Fulbourn Fen is a 27.3 hectare biological Site of Special Scientific Interest east of Fulbourn, Cambridgeshire. It is privately owned and managed by the Wildlife Trust for Bedfordshire, Cambridgeshire and Northamptonshire.

There are ancient meadows on calcareous loam and peat which have never been intensively farmed, so they have a rich diversity of flora and fauna. Herbs in drier areas include cowslip and salad burnet, while wetter areas have tall fen vegetation.

There is access by a track from Stonebridge Lane.

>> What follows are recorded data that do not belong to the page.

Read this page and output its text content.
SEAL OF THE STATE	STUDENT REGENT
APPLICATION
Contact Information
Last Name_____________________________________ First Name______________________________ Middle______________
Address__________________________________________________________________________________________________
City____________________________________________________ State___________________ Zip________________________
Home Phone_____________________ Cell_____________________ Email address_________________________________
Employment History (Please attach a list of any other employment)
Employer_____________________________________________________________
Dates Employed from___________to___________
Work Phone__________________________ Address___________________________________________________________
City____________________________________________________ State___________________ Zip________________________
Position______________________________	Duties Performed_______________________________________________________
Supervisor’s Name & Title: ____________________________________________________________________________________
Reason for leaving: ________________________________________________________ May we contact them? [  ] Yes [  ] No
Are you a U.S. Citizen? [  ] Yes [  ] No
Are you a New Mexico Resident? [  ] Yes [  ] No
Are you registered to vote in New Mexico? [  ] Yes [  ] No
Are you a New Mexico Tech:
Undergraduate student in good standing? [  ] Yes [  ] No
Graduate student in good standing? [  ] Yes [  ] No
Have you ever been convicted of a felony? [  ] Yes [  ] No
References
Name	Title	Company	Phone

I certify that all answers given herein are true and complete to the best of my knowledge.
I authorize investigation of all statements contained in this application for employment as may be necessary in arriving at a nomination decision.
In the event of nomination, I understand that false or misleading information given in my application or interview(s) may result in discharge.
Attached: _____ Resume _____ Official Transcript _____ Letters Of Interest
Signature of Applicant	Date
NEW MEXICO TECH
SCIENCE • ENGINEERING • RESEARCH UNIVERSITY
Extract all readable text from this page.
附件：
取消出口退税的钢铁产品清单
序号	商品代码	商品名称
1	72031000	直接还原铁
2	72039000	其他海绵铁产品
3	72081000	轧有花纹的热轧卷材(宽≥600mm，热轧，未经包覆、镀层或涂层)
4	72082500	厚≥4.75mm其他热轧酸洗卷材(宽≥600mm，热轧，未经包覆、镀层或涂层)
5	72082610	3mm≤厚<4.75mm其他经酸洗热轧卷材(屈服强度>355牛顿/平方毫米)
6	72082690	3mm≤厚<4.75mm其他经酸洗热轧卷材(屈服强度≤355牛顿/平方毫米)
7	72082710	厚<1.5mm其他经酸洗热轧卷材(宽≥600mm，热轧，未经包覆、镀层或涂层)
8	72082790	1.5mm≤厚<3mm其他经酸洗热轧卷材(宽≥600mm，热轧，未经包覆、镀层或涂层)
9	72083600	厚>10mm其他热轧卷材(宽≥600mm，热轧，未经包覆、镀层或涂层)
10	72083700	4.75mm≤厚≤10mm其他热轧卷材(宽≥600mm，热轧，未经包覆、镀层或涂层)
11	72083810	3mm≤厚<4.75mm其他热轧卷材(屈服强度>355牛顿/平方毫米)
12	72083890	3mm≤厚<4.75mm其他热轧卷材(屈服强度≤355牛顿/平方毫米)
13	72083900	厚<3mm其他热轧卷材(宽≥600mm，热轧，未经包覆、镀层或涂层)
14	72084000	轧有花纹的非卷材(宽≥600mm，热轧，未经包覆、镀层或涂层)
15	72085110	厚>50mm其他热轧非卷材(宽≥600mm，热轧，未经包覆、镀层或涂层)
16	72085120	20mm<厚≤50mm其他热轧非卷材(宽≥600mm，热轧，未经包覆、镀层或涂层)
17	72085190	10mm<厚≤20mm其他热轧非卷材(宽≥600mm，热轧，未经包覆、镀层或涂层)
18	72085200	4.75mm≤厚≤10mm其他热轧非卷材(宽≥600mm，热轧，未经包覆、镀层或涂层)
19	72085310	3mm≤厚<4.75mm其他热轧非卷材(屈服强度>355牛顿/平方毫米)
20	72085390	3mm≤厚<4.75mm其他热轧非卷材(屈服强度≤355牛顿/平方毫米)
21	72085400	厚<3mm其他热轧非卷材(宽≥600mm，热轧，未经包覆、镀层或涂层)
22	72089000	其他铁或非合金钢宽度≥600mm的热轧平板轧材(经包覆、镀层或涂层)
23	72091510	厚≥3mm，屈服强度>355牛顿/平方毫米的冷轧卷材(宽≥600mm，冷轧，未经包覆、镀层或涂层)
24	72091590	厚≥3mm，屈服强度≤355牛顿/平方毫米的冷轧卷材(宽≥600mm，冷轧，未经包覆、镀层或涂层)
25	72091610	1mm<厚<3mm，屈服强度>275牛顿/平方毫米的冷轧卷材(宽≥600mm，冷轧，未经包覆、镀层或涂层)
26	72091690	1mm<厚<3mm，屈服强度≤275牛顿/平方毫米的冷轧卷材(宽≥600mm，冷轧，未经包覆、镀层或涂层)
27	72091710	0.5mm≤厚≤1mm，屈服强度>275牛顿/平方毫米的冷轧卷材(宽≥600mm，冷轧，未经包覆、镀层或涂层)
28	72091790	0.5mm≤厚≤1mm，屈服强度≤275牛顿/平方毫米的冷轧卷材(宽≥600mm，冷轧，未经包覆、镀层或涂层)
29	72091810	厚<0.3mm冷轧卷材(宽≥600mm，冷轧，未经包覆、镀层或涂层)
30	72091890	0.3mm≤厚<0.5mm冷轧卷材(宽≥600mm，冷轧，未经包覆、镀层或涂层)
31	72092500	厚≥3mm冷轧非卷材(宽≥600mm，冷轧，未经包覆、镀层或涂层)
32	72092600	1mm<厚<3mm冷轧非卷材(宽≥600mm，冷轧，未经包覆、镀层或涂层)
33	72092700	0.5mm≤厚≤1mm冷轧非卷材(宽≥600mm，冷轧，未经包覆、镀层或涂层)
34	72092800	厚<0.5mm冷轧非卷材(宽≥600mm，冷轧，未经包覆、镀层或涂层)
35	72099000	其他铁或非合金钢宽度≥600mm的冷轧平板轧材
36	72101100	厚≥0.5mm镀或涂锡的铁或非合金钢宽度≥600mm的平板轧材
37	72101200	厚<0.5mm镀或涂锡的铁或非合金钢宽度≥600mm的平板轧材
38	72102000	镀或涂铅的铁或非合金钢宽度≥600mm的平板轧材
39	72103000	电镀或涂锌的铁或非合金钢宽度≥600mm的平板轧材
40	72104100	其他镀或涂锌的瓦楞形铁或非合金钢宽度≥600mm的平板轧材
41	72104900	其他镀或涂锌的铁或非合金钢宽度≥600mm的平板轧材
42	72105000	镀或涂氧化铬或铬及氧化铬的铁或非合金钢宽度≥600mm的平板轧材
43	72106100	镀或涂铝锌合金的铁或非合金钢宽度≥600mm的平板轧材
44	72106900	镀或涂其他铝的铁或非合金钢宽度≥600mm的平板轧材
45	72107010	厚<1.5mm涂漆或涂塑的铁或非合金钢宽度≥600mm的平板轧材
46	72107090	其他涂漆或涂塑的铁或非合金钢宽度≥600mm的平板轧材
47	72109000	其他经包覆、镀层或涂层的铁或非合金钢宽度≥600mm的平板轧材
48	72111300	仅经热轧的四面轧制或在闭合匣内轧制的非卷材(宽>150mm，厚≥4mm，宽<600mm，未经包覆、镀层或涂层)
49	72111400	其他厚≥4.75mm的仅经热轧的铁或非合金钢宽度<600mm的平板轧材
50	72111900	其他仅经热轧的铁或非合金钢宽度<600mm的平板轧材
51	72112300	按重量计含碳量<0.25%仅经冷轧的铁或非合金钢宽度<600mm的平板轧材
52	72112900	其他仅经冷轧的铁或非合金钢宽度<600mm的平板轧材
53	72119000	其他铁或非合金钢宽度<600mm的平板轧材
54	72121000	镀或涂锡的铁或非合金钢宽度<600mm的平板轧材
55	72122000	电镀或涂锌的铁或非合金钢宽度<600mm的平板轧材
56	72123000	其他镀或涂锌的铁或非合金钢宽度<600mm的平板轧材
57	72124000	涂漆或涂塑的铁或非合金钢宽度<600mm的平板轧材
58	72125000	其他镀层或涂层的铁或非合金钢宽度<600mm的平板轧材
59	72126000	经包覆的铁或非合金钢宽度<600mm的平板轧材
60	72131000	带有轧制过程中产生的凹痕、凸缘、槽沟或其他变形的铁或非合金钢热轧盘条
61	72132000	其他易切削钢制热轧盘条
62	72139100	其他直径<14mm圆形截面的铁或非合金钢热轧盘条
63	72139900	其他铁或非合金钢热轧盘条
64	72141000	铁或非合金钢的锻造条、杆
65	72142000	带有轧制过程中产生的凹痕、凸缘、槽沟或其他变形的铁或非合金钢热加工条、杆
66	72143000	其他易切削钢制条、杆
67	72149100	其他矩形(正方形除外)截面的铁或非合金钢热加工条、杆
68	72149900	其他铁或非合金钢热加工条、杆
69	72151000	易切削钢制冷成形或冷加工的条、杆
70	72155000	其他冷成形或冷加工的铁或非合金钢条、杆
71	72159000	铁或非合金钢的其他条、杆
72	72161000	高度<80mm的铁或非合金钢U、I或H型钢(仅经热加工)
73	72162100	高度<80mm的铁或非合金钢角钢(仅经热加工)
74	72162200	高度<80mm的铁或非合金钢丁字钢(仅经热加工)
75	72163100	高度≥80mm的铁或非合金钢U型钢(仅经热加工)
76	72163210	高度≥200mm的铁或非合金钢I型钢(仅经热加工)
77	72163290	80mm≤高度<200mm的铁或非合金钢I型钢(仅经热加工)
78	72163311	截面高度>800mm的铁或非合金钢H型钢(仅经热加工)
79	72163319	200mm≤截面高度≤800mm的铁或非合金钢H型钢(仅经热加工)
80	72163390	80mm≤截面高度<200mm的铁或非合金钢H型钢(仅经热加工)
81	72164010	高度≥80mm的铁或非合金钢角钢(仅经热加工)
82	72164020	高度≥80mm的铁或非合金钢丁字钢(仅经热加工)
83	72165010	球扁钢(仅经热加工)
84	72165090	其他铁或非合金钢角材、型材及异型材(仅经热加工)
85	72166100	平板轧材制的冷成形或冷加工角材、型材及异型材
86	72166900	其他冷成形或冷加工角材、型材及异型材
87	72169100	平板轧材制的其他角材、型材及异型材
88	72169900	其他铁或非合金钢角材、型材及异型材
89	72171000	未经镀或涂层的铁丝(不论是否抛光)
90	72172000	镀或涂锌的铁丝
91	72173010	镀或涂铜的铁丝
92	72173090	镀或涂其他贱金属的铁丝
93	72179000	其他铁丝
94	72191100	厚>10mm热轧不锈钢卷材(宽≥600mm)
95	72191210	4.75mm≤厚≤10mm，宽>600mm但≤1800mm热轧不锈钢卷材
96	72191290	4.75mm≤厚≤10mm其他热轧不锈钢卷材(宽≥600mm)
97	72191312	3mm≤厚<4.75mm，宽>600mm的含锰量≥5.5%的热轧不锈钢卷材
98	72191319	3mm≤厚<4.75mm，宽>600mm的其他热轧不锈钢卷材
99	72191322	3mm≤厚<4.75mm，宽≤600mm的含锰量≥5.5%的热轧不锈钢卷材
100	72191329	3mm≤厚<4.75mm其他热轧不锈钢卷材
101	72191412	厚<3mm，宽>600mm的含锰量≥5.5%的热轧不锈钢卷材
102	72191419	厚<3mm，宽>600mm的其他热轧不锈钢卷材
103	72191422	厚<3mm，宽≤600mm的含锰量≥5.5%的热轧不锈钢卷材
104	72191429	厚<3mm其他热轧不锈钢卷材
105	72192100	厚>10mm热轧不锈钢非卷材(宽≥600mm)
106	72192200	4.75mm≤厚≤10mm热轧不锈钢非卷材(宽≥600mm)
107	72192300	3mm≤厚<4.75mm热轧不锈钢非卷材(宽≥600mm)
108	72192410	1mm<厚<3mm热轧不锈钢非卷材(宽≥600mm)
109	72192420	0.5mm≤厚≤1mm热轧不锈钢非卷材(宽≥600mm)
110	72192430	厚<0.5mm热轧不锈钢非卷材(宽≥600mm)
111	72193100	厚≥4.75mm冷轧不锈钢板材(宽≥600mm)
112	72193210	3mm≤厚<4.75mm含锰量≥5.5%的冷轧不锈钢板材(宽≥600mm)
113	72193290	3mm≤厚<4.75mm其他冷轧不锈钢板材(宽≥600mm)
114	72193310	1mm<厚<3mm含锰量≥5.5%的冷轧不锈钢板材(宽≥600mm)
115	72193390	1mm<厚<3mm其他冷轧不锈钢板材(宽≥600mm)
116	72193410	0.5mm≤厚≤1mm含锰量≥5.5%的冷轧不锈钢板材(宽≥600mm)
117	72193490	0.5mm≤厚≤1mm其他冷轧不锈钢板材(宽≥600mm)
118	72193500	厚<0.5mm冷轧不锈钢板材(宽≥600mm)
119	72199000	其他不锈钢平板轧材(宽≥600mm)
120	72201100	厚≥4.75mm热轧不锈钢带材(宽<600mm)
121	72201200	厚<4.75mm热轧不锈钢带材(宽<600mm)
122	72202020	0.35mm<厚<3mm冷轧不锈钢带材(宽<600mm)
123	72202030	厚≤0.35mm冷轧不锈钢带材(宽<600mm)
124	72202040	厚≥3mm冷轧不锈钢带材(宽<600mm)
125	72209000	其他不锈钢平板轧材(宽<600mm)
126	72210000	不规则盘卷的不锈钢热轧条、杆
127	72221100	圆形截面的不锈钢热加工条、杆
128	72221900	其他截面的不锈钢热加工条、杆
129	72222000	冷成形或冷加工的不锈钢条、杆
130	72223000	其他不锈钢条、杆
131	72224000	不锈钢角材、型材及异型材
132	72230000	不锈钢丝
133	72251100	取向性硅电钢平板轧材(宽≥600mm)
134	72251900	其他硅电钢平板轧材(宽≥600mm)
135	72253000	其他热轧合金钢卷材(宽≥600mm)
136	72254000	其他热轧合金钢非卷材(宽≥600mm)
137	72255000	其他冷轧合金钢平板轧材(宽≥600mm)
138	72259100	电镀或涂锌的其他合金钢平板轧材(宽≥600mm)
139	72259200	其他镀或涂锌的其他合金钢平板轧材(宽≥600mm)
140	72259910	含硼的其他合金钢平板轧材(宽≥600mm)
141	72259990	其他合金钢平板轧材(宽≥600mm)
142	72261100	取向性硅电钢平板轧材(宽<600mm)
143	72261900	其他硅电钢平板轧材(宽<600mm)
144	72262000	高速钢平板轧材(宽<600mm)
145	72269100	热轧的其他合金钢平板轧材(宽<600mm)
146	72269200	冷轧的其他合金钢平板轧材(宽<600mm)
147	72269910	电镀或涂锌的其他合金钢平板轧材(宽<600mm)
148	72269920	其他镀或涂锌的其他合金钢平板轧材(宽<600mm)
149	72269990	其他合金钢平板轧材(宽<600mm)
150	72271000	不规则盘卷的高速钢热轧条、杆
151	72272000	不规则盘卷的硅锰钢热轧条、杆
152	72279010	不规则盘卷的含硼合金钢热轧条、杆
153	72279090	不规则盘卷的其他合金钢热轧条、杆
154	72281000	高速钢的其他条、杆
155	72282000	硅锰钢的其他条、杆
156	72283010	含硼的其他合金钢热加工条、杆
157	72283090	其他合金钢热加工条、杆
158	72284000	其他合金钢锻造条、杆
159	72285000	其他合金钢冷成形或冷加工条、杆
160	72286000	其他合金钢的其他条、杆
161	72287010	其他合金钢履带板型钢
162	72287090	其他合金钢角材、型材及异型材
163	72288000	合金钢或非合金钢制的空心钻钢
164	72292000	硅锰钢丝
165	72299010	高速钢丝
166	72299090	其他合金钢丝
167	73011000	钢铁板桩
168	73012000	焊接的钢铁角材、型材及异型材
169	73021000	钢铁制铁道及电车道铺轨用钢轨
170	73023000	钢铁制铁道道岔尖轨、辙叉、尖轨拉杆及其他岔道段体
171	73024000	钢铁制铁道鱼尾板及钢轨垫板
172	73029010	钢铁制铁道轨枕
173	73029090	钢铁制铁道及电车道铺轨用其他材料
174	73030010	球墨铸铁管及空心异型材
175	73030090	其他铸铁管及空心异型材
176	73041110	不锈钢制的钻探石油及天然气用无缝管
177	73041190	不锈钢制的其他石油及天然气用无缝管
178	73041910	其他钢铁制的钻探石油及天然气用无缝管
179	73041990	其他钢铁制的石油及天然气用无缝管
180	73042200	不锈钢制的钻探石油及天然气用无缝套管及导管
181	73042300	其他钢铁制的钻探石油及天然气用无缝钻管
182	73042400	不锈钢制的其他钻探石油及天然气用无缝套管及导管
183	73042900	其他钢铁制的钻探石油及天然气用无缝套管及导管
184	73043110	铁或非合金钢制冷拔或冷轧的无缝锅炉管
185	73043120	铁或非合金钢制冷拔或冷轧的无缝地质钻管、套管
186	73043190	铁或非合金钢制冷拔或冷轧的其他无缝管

There are eight separately named woods in Fulbourn Fen:

1. The Cringles - north & north-east
2. Moat Wood - north-west
3. Thackets Wood - west
4. Ansett's Wood - south-west
5. Old Orchard - south
6. Hancock's Wood - central
7. Widow's Wood - south-east
8. Old Orchard - south

and five separate meadows:

1. Ox Meadow - west
2. Moat Meadow - north-west - the site of the remains of Zouches Manor
3. Long Fen Pasture - central
4. East Fen Pasture - east
5. Four Acre - south-east

== Zouches Manor ==

Fulbourn Fen contains the moated remains of a Saxon manor known as Zouches Manor and then Dunmowes Manor. It was one of the Five Manors of Fulbourn and was built by Alan la Zouche, Earl of Brittany (the same family that held Ashby-de-la-Zouch in Leicestershire).